Harold Kerr Eby Biography

Harold Kerr Eby

American

1889-1946

Biography

Painter and printmaker Harold Kerr Eby, known professionally as Kerr Eby, was born in Tokyo, Japan, on October 19, 1889, to Canadian Methodist missionary parents. His family returned to Canada when Eby was three and, having artists on his mother's side of the family, was encouraged in his pursuit of art from a young age. He worked from age twleve as a "printer's devil" (apprentice) at Ontario's Bracebridge paper, and in 1907 had saved enough to travel to the U.S. to pursue his education. He enrolled in art courses at Pratt Institute and studied at the Art Students League of New York, working at a lithographic firm to support himself. He would return to Canada in the summers to work as a surveyor, eventually gaining enough of a reputation to find work as a freelance illustrator and eventually joining the Cos Cob artists' colony in Connecticut.
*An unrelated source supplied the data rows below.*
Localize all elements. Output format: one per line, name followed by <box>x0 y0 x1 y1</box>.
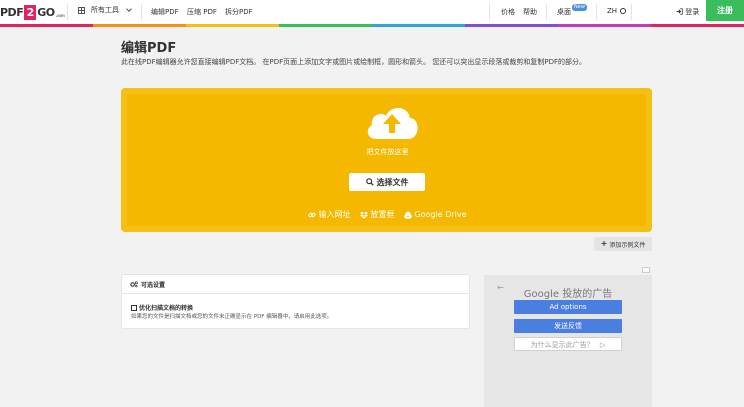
nav-edit-pdf[interactable]: 编辑PDF <box>151 7 179 17</box>
globe-icon <box>620 8 627 14</box>
rainbow-stripe <box>0 24 744 27</box>
page-description: 此在线PDF编辑器允许您直接编辑PDF文档。 在PDF页面上添加文字或图片或绘制… <box>121 58 586 66</box>
optional-settings-header: 可选设置 <box>122 275 469 294</box>
chevron-down-icon <box>126 5 132 12</box>
stripe-segment <box>93 24 186 27</box>
dropbox-label: 放置框 <box>370 210 395 219</box>
all-tools-menu[interactable]: 所有工具 <box>78 5 132 15</box>
add-sample-label: 添加示例文件 <box>609 241 646 249</box>
dropbox-link[interactable]: 放置框 <box>360 209 394 220</box>
optimize-scanned-checkbox[interactable]: 优化扫描文档的转换 <box>131 303 193 312</box>
stripe-segment <box>186 24 279 27</box>
checkbox-help-text: 如果您的文件是扫描文档或您的文件未正确显示在 PDF 编辑器中，请启用此选项。 <box>131 314 333 320</box>
pdf2go-logo[interactable]: PDF 2 GO .com <box>0 3 65 21</box>
login-label: 登录 <box>685 8 700 16</box>
enter-url-link[interactable]: 输入网址 <box>308 209 350 220</box>
ad-choices-icon[interactable] <box>642 267 650 273</box>
google-drive-link[interactable]: Google Drive <box>404 209 467 220</box>
logo-text-go: GO <box>37 5 55 19</box>
nav-pricing[interactable]: 价格 <box>501 7 515 17</box>
ad-title: Google 投放的广告 <box>523 289 613 300</box>
checkbox[interactable] <box>131 304 137 311</box>
divider <box>67 4 68 20</box>
nav-split-pdf[interactable]: 拆分PDF <box>225 7 253 17</box>
divider <box>631 4 632 20</box>
language-switcher[interactable]: ZH <box>607 7 627 15</box>
play-icon: ▷ <box>599 341 606 349</box>
logo-suffix: .com <box>55 12 65 18</box>
dropbox-icon <box>360 211 369 219</box>
add-sample-file-button[interactable]: + 添加示例文件 <box>594 237 652 251</box>
stripe-segment <box>0 24 93 27</box>
stripe-segment <box>558 24 651 27</box>
nav-compress-pdf[interactable]: 压缩 PDF <box>187 7 217 17</box>
choose-file-button[interactable]: 选择文件 <box>349 173 425 191</box>
enter-url-label: 输入网址 <box>318 210 351 219</box>
all-tools-label: 所有工具 <box>91 6 119 14</box>
page-title: 编辑PDF <box>121 41 177 56</box>
checkbox-label: 优化扫描文档的转换 <box>139 305 194 312</box>
divider <box>141 4 142 20</box>
upload-dropzone[interactable]: 把文件放这里 选择文件 输入网址 放置框 Google Drive <box>121 88 652 232</box>
why-this-ad-label: 为什么显示此广告？ <box>530 341 594 349</box>
stripe-segment <box>372 24 465 27</box>
nav-help[interactable]: 帮助 <box>523 7 537 17</box>
ad-options-button[interactable]: Ad options <box>514 300 622 314</box>
optional-settings-panel: 可选设置 优化扫描文档的转换 如果您的文件是扫描文档或您的文件未正确显示在 PD… <box>121 274 470 329</box>
cloud-upload-icon <box>364 101 420 141</box>
top-navigation-bar: PDF 2 GO .com 所有工具 编辑PDF 压缩 PDF 拆分PDF 价格 帮助… <box>0 0 744 24</box>
language-label: ZH <box>607 7 618 15</box>
google-drive-icon <box>404 211 413 219</box>
new-badge: New <box>572 4 587 11</box>
logo-text-2: 2 <box>24 4 37 20</box>
send-feedback-button[interactable]: 发送反馈 <box>514 319 622 333</box>
stripe-segment <box>651 24 744 27</box>
drop-files-text: 把文件放这里 <box>366 148 409 156</box>
google-drive-label: Google Drive <box>414 210 467 219</box>
divider <box>489 4 490 20</box>
register-button[interactable]: 注册 <box>706 0 744 21</box>
dropzone-inner: 把文件放这里 选择文件 输入网址 放置框 Google Drive <box>126 93 647 227</box>
gears-icon <box>130 280 138 287</box>
grid-icon <box>78 6 85 14</box>
login-icon <box>676 8 683 15</box>
divider <box>596 4 597 20</box>
divider <box>546 4 547 20</box>
search-icon <box>365 178 374 186</box>
why-this-ad-button[interactable]: 为什么显示此广告？ ▷ <box>514 337 622 351</box>
logo-text-pdf: PDF <box>0 5 24 19</box>
plus-icon: + <box>600 239 608 248</box>
stripe-segment <box>465 24 558 27</box>
upload-sources: 输入网址 放置框 Google Drive <box>127 209 648 220</box>
login-link[interactable]: 登录 <box>676 7 699 17</box>
link-icon <box>308 212 317 217</box>
nav-desktop[interactable]: 桌面 <box>557 7 571 17</box>
stripe-segment <box>279 24 372 27</box>
choose-file-label: 选择文件 <box>376 177 409 187</box>
optional-settings-title: 可选设置 <box>141 281 166 289</box>
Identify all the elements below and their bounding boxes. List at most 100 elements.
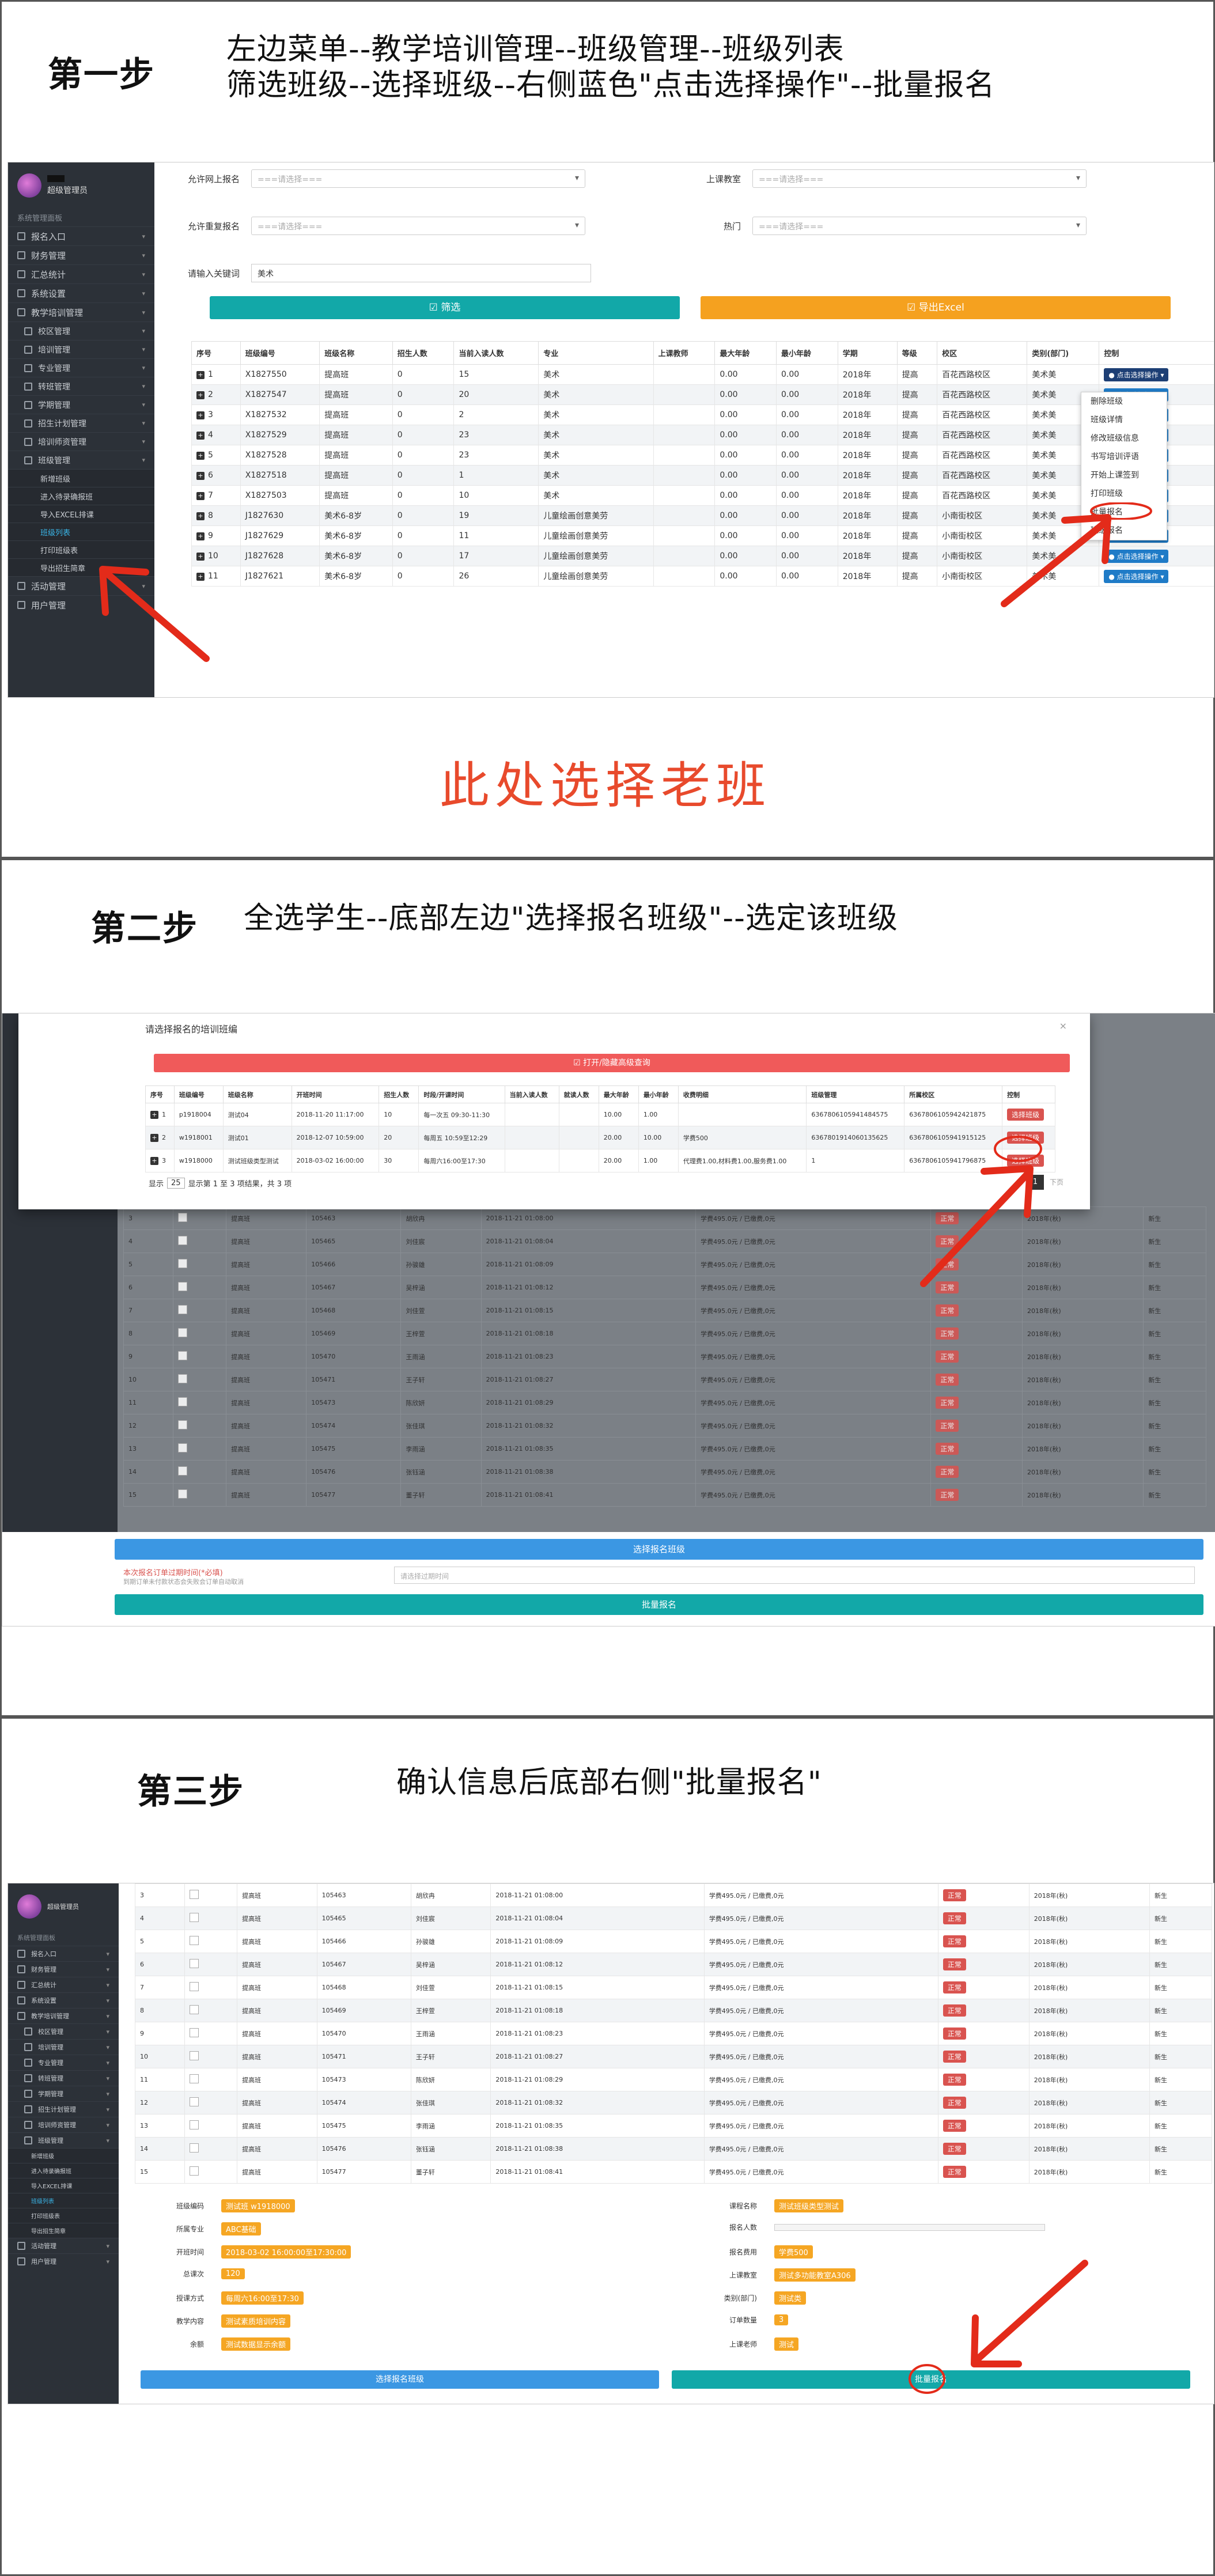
checkbox[interactable] [178,1282,188,1291]
sidebar-class-menu-item[interactable]: 新增班级 [8,2148,119,2163]
expand-icon[interactable]: + [150,1133,158,1142]
table-header-cell[interactable]: 序号 [145,1085,175,1103]
table-row[interactable]: +11 J1827621 美术6-8岁 0 26 儿童绘画创意美劳 0.00 0.00 2018… [191,566,1214,587]
table-header-cell[interactable]: 控制 [1099,341,1214,365]
expand-icon[interactable]: + [150,1156,158,1165]
expand-icon[interactable]: + [196,532,205,540]
sidebar-subitem[interactable]: 培训师资管理 ▾ [8,2117,119,2132]
table-header-cell[interactable]: 招生人数 [378,1085,419,1103]
checkbox[interactable] [178,1328,188,1337]
table-row[interactable]: +1 p1918004 测试04 2018-11-20 11:17:00 10 每一次五 … [145,1103,1055,1126]
select-signup-class-button[interactable]: 选择报名班级 [141,2370,659,2389]
sidebar-subitem[interactable]: 班级管理 ▾ [8,451,154,469]
keyword-input[interactable]: 美术 [251,264,591,282]
sidebar-subitem[interactable]: 学期管理 ▾ [8,2086,119,2101]
table-header-cell[interactable]: 等级 [896,341,938,365]
classroom-select[interactable]: ===请选择=== [752,169,1087,188]
table-header-cell[interactable]: 班级名称 [319,341,393,365]
operation-button[interactable]: ● 点击选择操作 ▾ [1104,549,1169,563]
operation-menu-item[interactable]: 批量报名 [1081,503,1167,521]
checkbox[interactable] [189,1959,199,1968]
page-size-select[interactable]: 25 [167,1178,185,1189]
sidebar-class-menu-item[interactable]: 打印班级表 [8,2208,119,2223]
expand-icon[interactable]: + [196,371,205,379]
sidebar-subitem[interactable]: 转班管理 ▾ [8,377,154,395]
sidebar-item[interactable]: 用户管理 ▾ [8,595,154,614]
sidebar-subitem[interactable]: 专业管理 ▾ [8,2055,119,2070]
table-row[interactable]: 8 提高班 105469 王梓萱 2018-11-21 01:08:18 学费495.0元… [135,1999,1213,2022]
table-row[interactable]: +7 X1827503 提高班 0 10 美术 0.00 0.00 2018年 提高 百花西路校区 美… [191,485,1214,506]
table-header-cell[interactable]: 时段/开课时间 [418,1085,505,1103]
expand-icon[interactable]: + [196,472,205,480]
sidebar-item[interactable]: 财务管理 ▾ [8,1961,119,1977]
table-row[interactable]: +10 J1827628 美术6-8岁 0 17 儿童绘画创意美劳 0.00 0.00 2018… [191,546,1214,566]
table-row[interactable]: +3 w1918000 测试班级类型测试 2018-03-02 16:00:00 30 每… [145,1149,1055,1172]
table-row[interactable]: +9 J1827629 美术6-8岁 0 11 儿童绘画创意美劳 0.00 0.00 2018年… [191,525,1214,546]
select-signup-class-button[interactable]: 选择报名班级 [115,1539,1203,1560]
sidebar-class-menu-item[interactable]: 进入待录确报班 [8,487,154,505]
table-row[interactable]: 7 提高班 105468 刘佳萱 2018-11-21 01:08:15 学费495.0元… [135,1976,1213,1999]
table-row[interactable]: +5 X1827528 提高班 0 23 美术 0.00 0.00 2018年 提高 百花西路校区 美… [191,445,1214,466]
expand-icon[interactable]: + [196,391,205,399]
table-header-cell[interactable]: 当前入读人数 [504,1085,559,1103]
checkbox[interactable] [189,1890,199,1899]
table-header-cell[interactable]: 收费明细 [677,1085,807,1103]
table-row[interactable]: 14 提高班 105476 张钰涵 2018-11-21 01:08:38 学费495.0… [135,2137,1213,2161]
batch-signup-button[interactable]: 批量报名 [115,1594,1203,1615]
operation-button[interactable]: ● 点击选择操作 ▾ [1104,368,1169,381]
checkbox[interactable] [189,2097,199,2106]
checkbox[interactable] [178,1443,188,1452]
filter-button[interactable]: ☑ 筛选 [210,296,680,319]
checkbox[interactable] [178,1305,188,1314]
sidebar-item[interactable]: 财务管理 ▾ [8,245,154,264]
expand-icon[interactable]: + [196,492,205,500]
checkbox[interactable] [178,1259,188,1268]
checkbox[interactable] [189,2051,199,2060]
operation-menu-item[interactable]: 班级报名 [1081,521,1167,540]
export-excel-button[interactable]: ☑ 导出Excel [701,296,1171,319]
table-header-cell[interactable]: 专业 [538,341,654,365]
online-signup-select[interactable]: ===请选择=== [251,169,585,188]
table-header-cell[interactable]: 学期 [837,341,898,365]
table-header-cell[interactable]: 就读人数 [558,1085,599,1103]
sidebar-subitem[interactable]: 校区管理 ▾ [8,2023,119,2039]
sidebar-class-menu-item[interactable]: 进入待录确报班 [8,2163,119,2178]
table-row[interactable]: 10 提高班 105471 王子轩 2018-11-21 01:08:27 学费495.0… [135,2045,1213,2068]
table-row[interactable]: 4 提高班 105465 刘佳宸 2018-11-21 01:08:04 学费495.0元… [135,1907,1213,1930]
table-header-cell[interactable]: 校区 [937,341,1028,365]
sidebar-item[interactable]: 报名入口 ▾ [8,226,154,245]
table-header-cell[interactable]: 班级编号 [173,1085,224,1103]
sidebar-class-menu-item[interactable]: 导入EXCEL排课 [8,2178,119,2193]
checkbox[interactable] [178,1420,188,1429]
checkbox[interactable] [178,1489,188,1499]
expand-icon[interactable]: + [150,1110,158,1119]
table-row[interactable]: +3 X1827532 提高班 0 2 美术 0.00 0.00 2018年 提高 百花西路校区 美术… [191,404,1214,425]
table-row[interactable]: 6 提高班 105467 吴梓涵 2018-11-21 01:08:12 学费495.0元… [135,1953,1213,1976]
table-header-cell[interactable]: 最小年龄 [638,1085,679,1103]
table-row[interactable]: 15 提高班 105477 董子轩 2018-11-21 01:08:41 学费495.0… [135,2160,1213,2184]
table-row[interactable]: 5 提高班 105466 孙骏雄 2018-11-21 01:08:09 学费495.0元… [135,1930,1213,1953]
table-row[interactable]: +2 X1827547 提高班 0 20 美术 0.00 0.00 2018年 提高 百花西路校区 美… [191,384,1214,405]
toggle-advanced-search-button[interactable]: ☑ 打开/隐藏高级查询 [154,1054,1070,1072]
sidebar-class-menu-item[interactable]: 导出招生简章 [8,558,154,576]
expand-icon[interactable]: + [196,452,205,460]
operation-menu-item[interactable]: 书写培训评语 [1081,448,1167,466]
sidebar-item[interactable]: 用户管理 ▾ [8,2253,119,2269]
table-header-cell[interactable]: 上课教师 [653,341,716,365]
table-header-cell[interactable]: 班级管理 [806,1085,905,1103]
table-header-cell[interactable]: 最小年龄 [776,341,838,365]
sidebar-class-menu-item[interactable]: 班级列表 [8,523,154,540]
table-header-cell[interactable]: 所属校区 [904,1085,1003,1103]
table-header-cell[interactable]: 开班时间 [291,1085,380,1103]
table-row[interactable]: +8 J1827630 美术6-8岁 0 19 儿童绘画创意美劳 0.00 0.00 2018年… [191,505,1214,526]
checkbox[interactable] [189,2120,199,2129]
sidebar-item[interactable]: 报名入口 ▾ [8,1946,119,1961]
sidebar-subitem[interactable]: 专业管理 ▾ [8,358,154,377]
table-row[interactable]: +1 X1827550 提高班 0 15 美术 0.00 0.00 2018年 提高 百花西路校区 美… [191,364,1214,385]
operation-menu-item[interactable]: 修改班级信息 [1081,429,1167,448]
table-row[interactable]: 12 提高班 105474 张佳琪 2018-11-21 01:08:32 学费495.0… [135,2091,1213,2114]
sidebar-class-menu-item[interactable]: 导出招生简章 [8,2223,119,2238]
sidebar-class-menu-item[interactable]: 打印班级表 [8,540,154,558]
operation-menu-item[interactable]: 班级详情 [1081,411,1167,429]
checkbox[interactable] [178,1397,188,1406]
With the outbreak of World War I he enlisted in the army, serving in France with the 40th Engineers as an ambulance driver and a camofleur of gunnery. It was during this time that Eby began to produce what he would become best known for, his unflinching images of war, with special attention paid to post-battle landscapes and the everyday lives of soldiers. 

Once he had returned to the States he contuned his pursuit of art, traveling to England and along the East Coast of the United States capturing idyllic village scenes and landscapes. Among his memberships was the Brooklyn Society of Etchers beginning in 1925; the Chicago Society of Etchers; the Philadelphia Society of Etchers; and the National Institute of Arts and Letters. In 1930 he was elected associate of the National Academy of Design, and in 1934 he became a full Academician. He competed in the 1932 Summer Olympics art competition in Berlin as a  painter. Meanwhile, throughout the 1920s and '30s he continued to create images of his experiences and observations in Europe during the first World War, portraying the dark and unheroic side of battle. He felt this was especially significant as Europe began to teeter on the brink of a new and widespread conflict. In 1936, Eby and Yale University published a compilation of images in a portfolio simply titled WAR.

When the United States entered World War II, he was denied re-entry in service due to his age, and instead found work in the combat artists program funded by Abbott Laboratories. He was sent to the Pacific theater, stationed with Marines on the Tarawa atoll and Guadalcanal of the Solomon Islands, producing what is considered to be his most powerful works with regard to combat and war. He ultimately contracted a tropical disease while involved in a longterm skirmish in Bougainville, trapped in a foxhole as battle raged on aboveground. He was sent home to Norwalk, Connecticut in 1944, where he died on Novermber 18, 1946. 

Eby's work can be found in the permanent collections of the National Gallery of Art, Library of Congress, New York Public Library, Harvard Art Museums, the United States Navy Art Collection, and the Fine Arts Museums of San Francisco.